I know I've to at least talk about the genes involved, CAG repeats, and Ubiquitin.

 

Can anyone explain briefly to me where the difference and similarities actually lie between these disorders?

 

Thanks

[Elite Engineer]

One similarity between the two is that the genetic mutation alters dopamine neuron activity, owing to the muscular movements. A difference between the two (and this is very general..not enough room/time to go into depth) is how the mutation effects the dopamine neurons.

 

In Huntington's Disease: Early in the disease (known as the hyperkinetic state), there is an increase on dopamine neuron activity, which causes abnormal muscular movements. In later stages, there is less dopamine activity.

 

In Parkinson's Disease: There is a general reduction in dopamine neuron activity, causing the abnormal muscular movements.

 

IMO, I would write majority of the paper discussing the sim/diff. in the genetic mutation itself..you can really go deep into that kind of discussion. Then summarize the effects on the body. Hope this helps.

 

~EE

[Xalatan]

Both diseases involve the basal ganglia controlling motor programs and movement. With PD, there is a loss of dopaminergic neurons in the substantia nigra, leading to cogwheeling rigidity and pill rolling tremor etc. In Huntington's, there is a loss of basal ganglial GABAergic neurons through CAG triplet expansion leading to chorea and neuropsyhiatric complications.

[Function]

A picture says more than 1000 words .. Are you familiar with the basal ganglia and their effects on one another? It may be very interesting to draw a scheme displaying effects (excitatory vs. inhibitory) of:

• Amygdala
• Neostriatum: striosomes & matrix
• Substantia nigra
  • Compact part
  • Reticular part
• Globus pallidus, external part
• Globus pallidus, internal part
• Subthalamic nucleus of Luys
• Ventral anterior and ventral lateral nuclei of thalamus
• Intralaminar nuclei of thalamus
• Prefrontal cortex, primary motor cx, parietotemporal cx
• (Optionally, superior colliculus and pedunculopontine nuclei)

on one another. We saw such a scheme and I memorised it and can still reproduce it. It is then very handy to distinguish a direct pathway from an indirect pathway in the basal ganglia (look it up), and the role of D1 and D2 dopamine receptors in these pathways, consequently describing the effects of dopamine on these pathways and, eventually, excess/deprivation of dopamine.

 

 

This is the scheme we were supplied by our neuroanatomy professor.
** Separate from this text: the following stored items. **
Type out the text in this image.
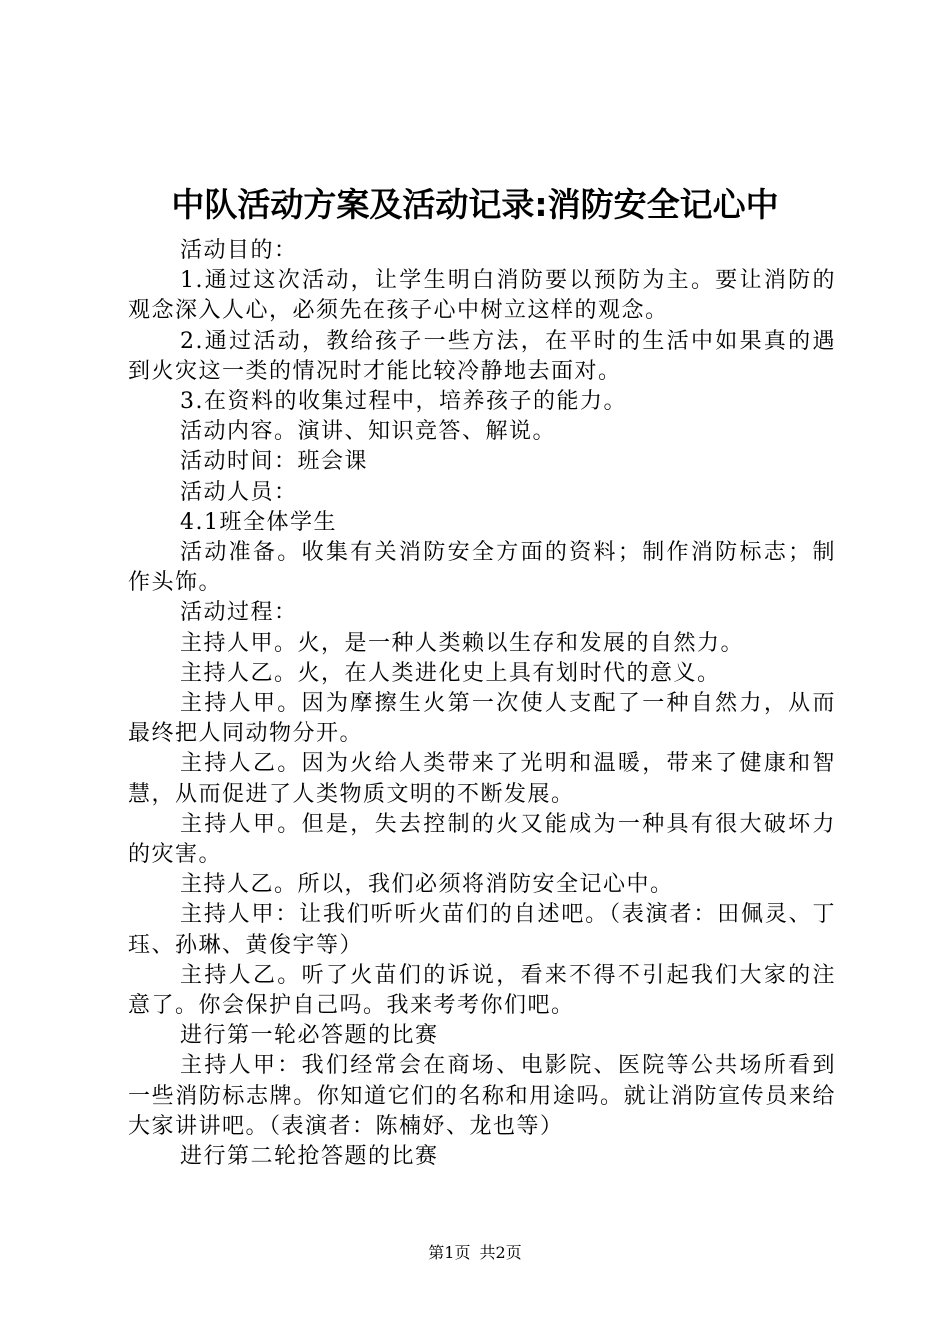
中队活动方案及活动记录:消防安全记心中

活动目的：

1.通过这次活动，让学生明白消防要以预防为主。要让消防的观念深入人心，必须先在孩子心中树立这样的观念。

2.通过活动，教给孩子一些方法，在平时的生活中如果真的遇到火灾这一类的情况时才能比较冷静地去面对。

3.在资料的收集过程中，培养孩子的能力。

活动内容。演讲、知识竞答、解说。

活动时间：班会课

活动人员：

4.1班全体学生

活动准备。收集有关消防安全方面的资料；制作消防标志；制作头饰。

活动过程：

主持人甲。火，是一种人类赖以生存和发展的自然力。

主持人乙。火，在人类进化史上具有划时代的意义。

主持人甲。因为摩擦生火第一次使人支配了一种自然力，从而最终把人同动物分开。

主持人乙。因为火给人类带来了光明和温暖，带来了健康和智慧，从而促进了人类物质文明的不断发展。

主持人甲。但是，失去控制的火又能成为一种具有很大破坏力的灾害。

主持人乙。所以，我们必须将消防安全记心中。

主持人甲：让我们听听火苗们的自述吧。（表演者：田佩灵、丁珏、孙琳、黄俊宇等）

主持人乙。听了火苗们的诉说，看来不得不引起我们大家的注意了。你会保护自己吗。我来考考你们吧。

进行第一轮必答题的比赛

主持人甲：我们经常会在商场、电影院、医院等公共场所看到一些消防标志牌。你知道它们的名称和用途吗。就让消防宣传员来给大家讲讲吧。（表演者：陈楠妤、龙也等）

进行第二轮抢答题的比赛

第1页 共2页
Try to distinguish the direct from indirect pathway (look it up) and role of D1 and D2 and where things go wrong in HD and PD.
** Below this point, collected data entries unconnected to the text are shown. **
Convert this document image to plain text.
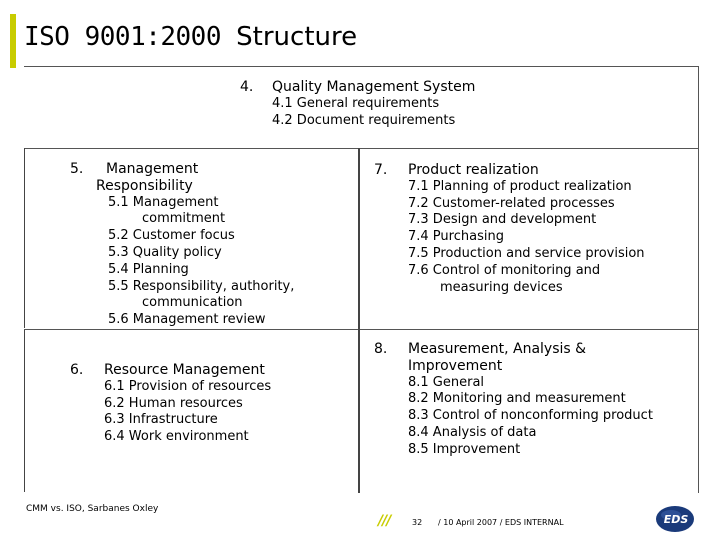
ISO 9001:2000 Structure
4. Quality Management System
4.1 General requirements
4.2 Document requirements
5. Management
Responsibility
5.1 Management
commitment
5.2 Customer focus
5.3 Quality policy
5.4 Planning
5.5 Responsibility, authority,
communication
5.6 Management review
6. Resource Management
6.1 Provision of resources
6.2 Human resources
6.3 Infrastructure
6.4 Work environment
7. Product realization
7.1 Planning of product realization
7.2 Customer-related processes
7.3 Design and development
7.4 Purchasing
7.5 Production and service provision
7.6 Control of monitoring and
measuring devices
8. Measurement, Analysis &
Improvement
8.1 General
8.2 Monitoring and measurement
8.3 Control of nonconforming product
8.4 Analysis of data
8.5 Improvement
CMM vs. ISO, Sarbanes Oxley
///	32 / 10 April 2007 / EDS INTERNAL	EDS
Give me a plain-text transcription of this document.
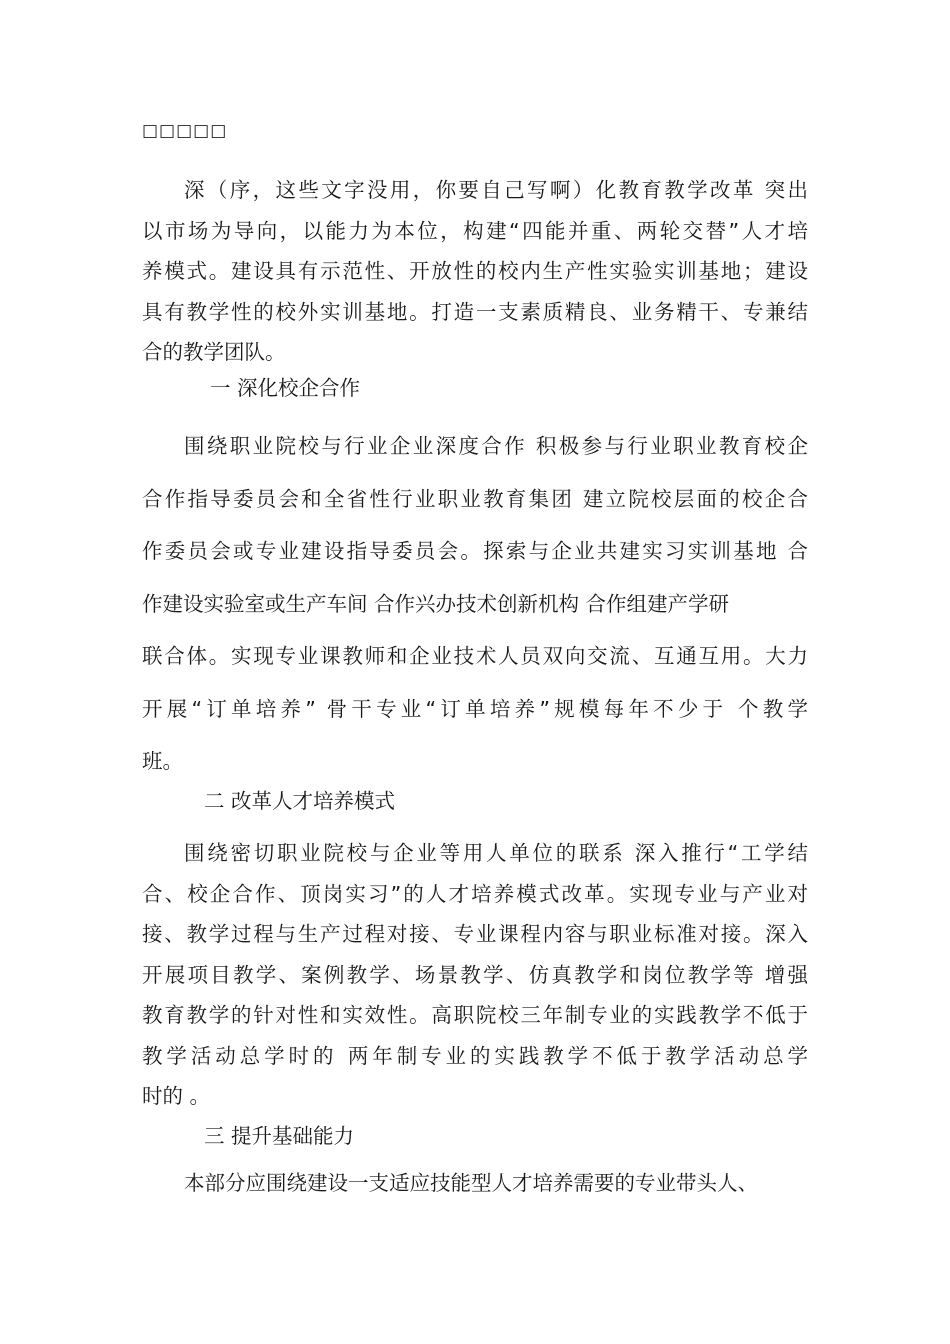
□□□□□
深（序，这些文字没用，你要自己写啊）化教育教学改革 突出
以市场为导向，以能力为本位，构建“四能并重、两轮交替”人才培
养模式。建设具有示范性、开放性的校内生产性实验实训基地；建设
具有教学性的校外实训基地。打造一支素质精良、业务精干、专兼结
合的教学团队。
一 深化校企合作
围绕职业院校与行业企业深度合作 积极参与行业职业教育校企
合作指导委员会和全省性行业职业教育集团 建立院校层面的校企合
作委员会或专业建设指导委员会。探索与企业共建实习实训基地 合
作建设实验室或生产车间 合作兴办技术创新机构 合作组建产学研
联合体。实现专业课教师和企业技术人员双向交流、互通互用。大力
开展“订单培养” 骨干专业“订单培养”规模每年不少于 个教学
班。
二 改革人才培养模式
围绕密切职业院校与企业等用人单位的联系 深入推行“工学结
合、校企合作、顶岗实习”的人才培养模式改革。实现专业与产业对
接、教学过程与生产过程对接、专业课程内容与职业标准对接。深入
开展项目教学、案例教学、场景教学、仿真教学和岗位教学等 增强
教育教学的针对性和实效性。高职院校三年制专业的实践教学不低于
教学活动总学时的 两年制专业的实践教学不低于教学活动总学
时的 。
三 提升基础能力
本部分应围绕建设一支适应技能型人才培养需要的专业带头人、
Edited April 4, 2016 by Function

[Aaron1991]

Thanks for the replies!

 

I don't need to know too much about the actual brain areas thought.

 

I'm really just having trouble focusing my essay atm. I've written about Huntington's - CAG repeat expansion, protein aggregation/accumulation, and how aggregated disrupt UPS function (not sure how), allowing the aggregates to build up and damage or kill the cell.

 

However, Parkinson's is confusing me. Is the UPS even involved here? Where do Lewy bodies even come from? I know in Huntington's the aggregates come from the overly long htt proteins being cut up into filaments, which then all accumulate into one. With Parkinson's however, I can't find much on where these inclusions come from.

 

(wrote this really fast, so hope it makes sense)

Edited April 4, 2016 by Aaron1991

[Function]

If I recall correctly, UPS is indeed involved in it (and disturbed); there are many factors causing PD; Lewy bodies are aggregations of synuclein-alpha proteins, try to look a bit further into that matter too

 

if I have any time these days (very short on time now), I might try to look up the pathogenesis of PD again in my neurophysiology course slides .. due when is your essay?